“C” Words: Context
by Patti Anklam
The word context showed up on both the KM list of “C” words and the Complexity list. It is a word that we throw around a lot, and one whose meaning we seem to agree on, but maybe don’t think about as much as we could. That’s why I was happy to see Art Hutchinson’s recent post Context Check: Rapid Shifts and Bunny Trails (which was in response to a WSJ article, How Not to Run Meetings that I am not currently privileged to access).
Art looks at context in the, uh, context of business meetings and the habit that such meetings have of drifting among tactical, strategic, and intermediate topics in a way that not everyone in the meeting can keep up with the shifts. He points out that we come into meetings with two contexts:
- Our individual context, the sum of what I’ve heard, read, or surmised about what’s going on
- The group context, the sum of the experiences, assumptions, and knowledge which group or meeting participants hold in common and which they are “aware of what they hold in common and agree that they hold in common. ” (Art’s emphasis.)
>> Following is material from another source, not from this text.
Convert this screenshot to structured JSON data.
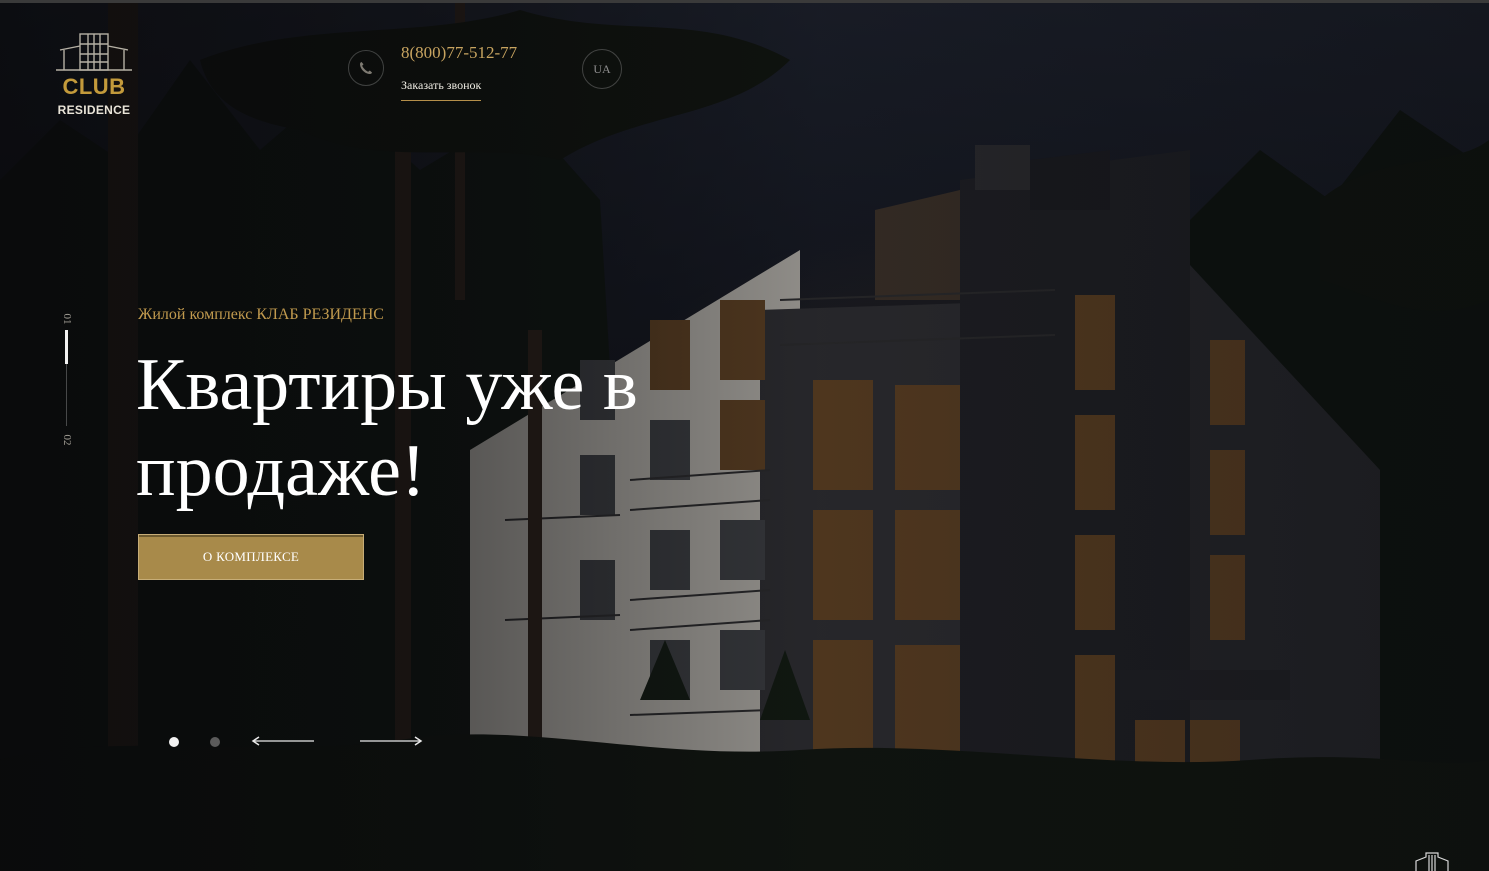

One of Art’s specialties is a scenario-based strategy method that begins with an exercise that helps all attendees surface their assumptions so that the group context becomes explicit. They do this in conversations in which they respond to the likelihood that future events will happen or not. Similarly, Cognitive Edge methods for sensemaking in complexity (include one called “Future Backward”) provide an environment in which groups can both create and find patterns in a collection of anecdotes or events in a way that leads the group to share context.
I wonder and ponder about the context-making of our new tool kits for awareness in the social age: Twitter, Brightkite, Friendfeed, Dopplr, Digg, etc all provide a way for me to share some elements of my context with others. And certainly the use of Twitter and Wikis during natural emergencies (as at HurricaneWiki.org); for corporate context (as the CEO and others at Zappos use twitter for collective awareness); or for national movements and events (as our current political campaign in the U.S.
Will the accumulation of small bits of information and knowledge build up a shared context when we are all tweeting in the flow?